3. Stainless steel sheets
They are excellent in environments prone to corrosion. Some of the equipment made out of this process include sinks, kitchen accessories, cutlery, medical apparatus, surgical equipment etc.
At an industrial level, sheet metals are used to make valves, piping, storage tanks, joints etc.
4. Aluminium sheets
The great thing about aluminium sheets is that they are lightweight, robust and corrosion-resistant. However, when compared to other metals, aluminium is costly, which is why you can’t find it’s application everywhere.
Aluminium is most commonly used in the transportation industry due to its lightweight nature and long-lasting capability.
Some of the consumer goods that are made out of aluminium casings include laptops, phones etc.

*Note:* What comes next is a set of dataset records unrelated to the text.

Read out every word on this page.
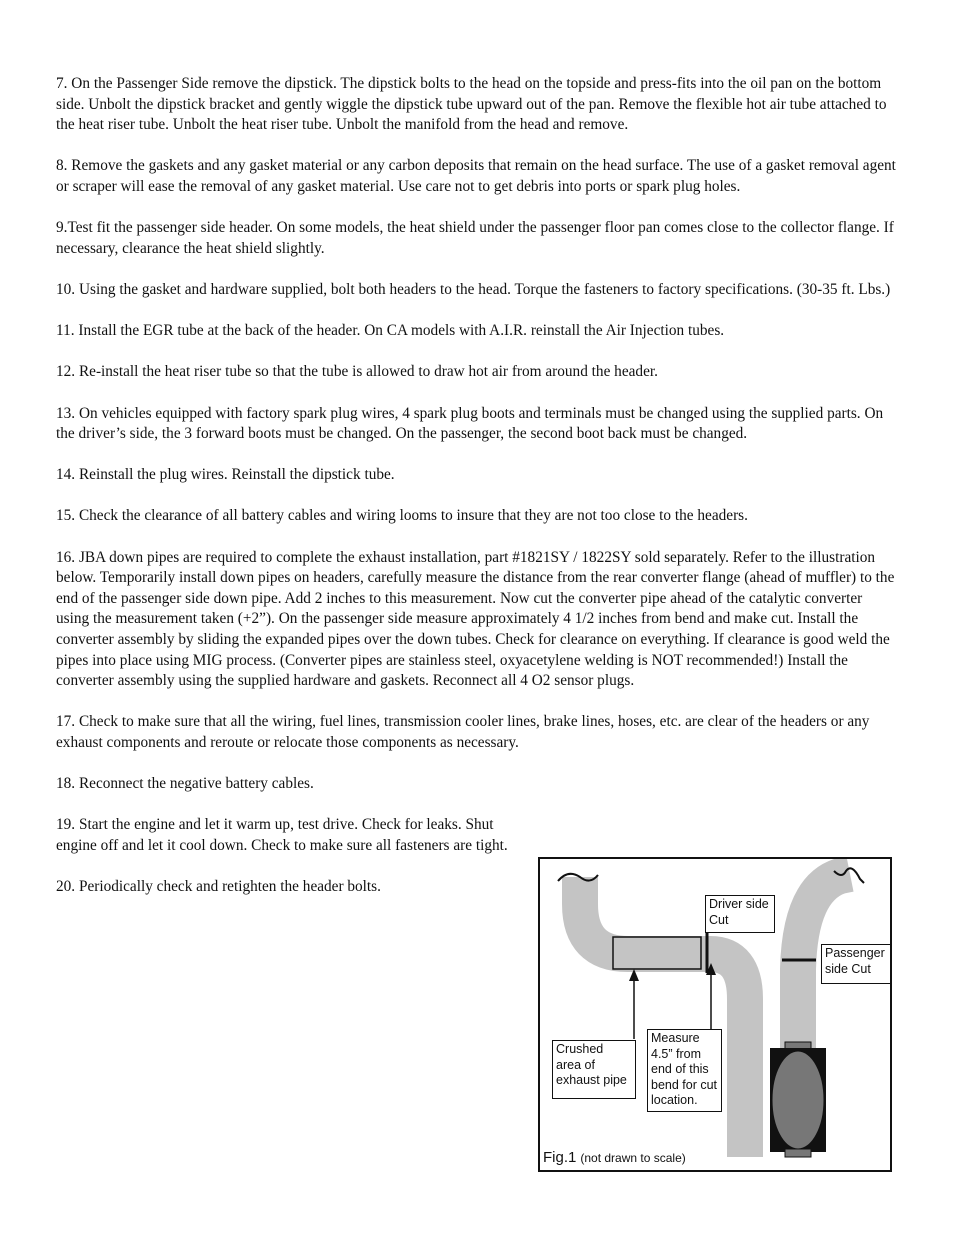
7. On the Passenger Side remove the dipstick. The dipstick bolts to the head on the topside and press-fits into the oil pan on the bottom side. Unbolt the dipstick bracket and gently wiggle the dipstick tube upward out of the pan. Remove the flexible hot air tube attached to the heat riser tube. Unbolt the heat riser tube. Unbolt the manifold from the head and remove.

8. Remove the gaskets and any gasket material or any carbon deposits that remain on the head surface. The use of a gasket removal agent or scraper will ease the removal of any gasket material. Use care not to get debris into ports or spark plug holes.

9.Test fit the passenger side header. On some models, the heat shield under the passenger floor pan comes close to the collector flange. If necessary, clearance the heat shield slightly.

10. Using the gasket and hardware supplied, bolt both headers to the head. Torque the fasteners to factory specifications. (30-35 ft. Lbs.)

11. Install the EGR tube at the back of the header. On CA models with A.I.R. reinstall the Air Injection tubes.

12. Re-install the heat riser tube so that the tube is allowed to draw hot air from around the header.

13. On vehicles equipped with factory spark plug wires, 4 spark plug boots and terminals must be changed using the supplied parts. On the driver’s side, the 3 forward boots must be changed. On the passenger, the second boot back must be changed.

14. Reinstall the plug wires. Reinstall the dipstick tube.

15. Check the clearance of all battery cables and wiring looms to insure that they are not too close to the headers.

16. JBA down pipes are required to complete the exhaust installation, part #1821SY / 1822SY sold separately. Refer to the illustration below. Temporarily install down pipes on headers, carefully measure the distance from the rear converter flange (ahead of muffler) to the end of the passenger side down pipe. Add 2 inches to this measurement. Now cut the converter pipe ahead of the catalytic converter using the measurement taken (+2”). On the passenger side measure approximately 4 1/2 inches from bend and make cut. Install the converter assembly by sliding the expanded pipes over the down tubes. Check for clearance on everything. If clearance is good weld the pipes into place using MIG process. (Converter pipes are stainless steel, oxyacetylene welding is NOT recommended!) Install the converter assembly using the supplied hardware and gaskets. Reconnect all 4 O2 sensor plugs.

17. Check to make sure that all the wiring, fuel lines, transmission cooler lines, brake lines, hoses, etc. are clear of the headers or any exhaust components and reroute or relocate those components as necessary.

18. Reconnect the negative battery cables.

19. Start the engine and let it warm up, test drive. Check for leaks. Shut engine off and let it cool down. Check to make sure all fasteners are tight.

20. Periodically check and retighten the header bolts.

Driver side
Cut
Passenger
side Cut
Crushed
area of
exhaust pipe
Measure
4.5” from
end of this
bend for cut
location.
Fig.1 (not drawn to scale)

Sheet metal fabrication finds its rightful place in almost all industrial sectors. With the right kind of technology, you will be able to manufacture products out of sheet metals with accurate dimensions.
In this article, we have shared information on materials, tools and techniques of sheet metal fabrication.
By employing computer-controlled CNC machinery, it is possible to automate and fabricate the sheet metals without having to go through a multitude of individual manual steps like welding, bending, cutting etc.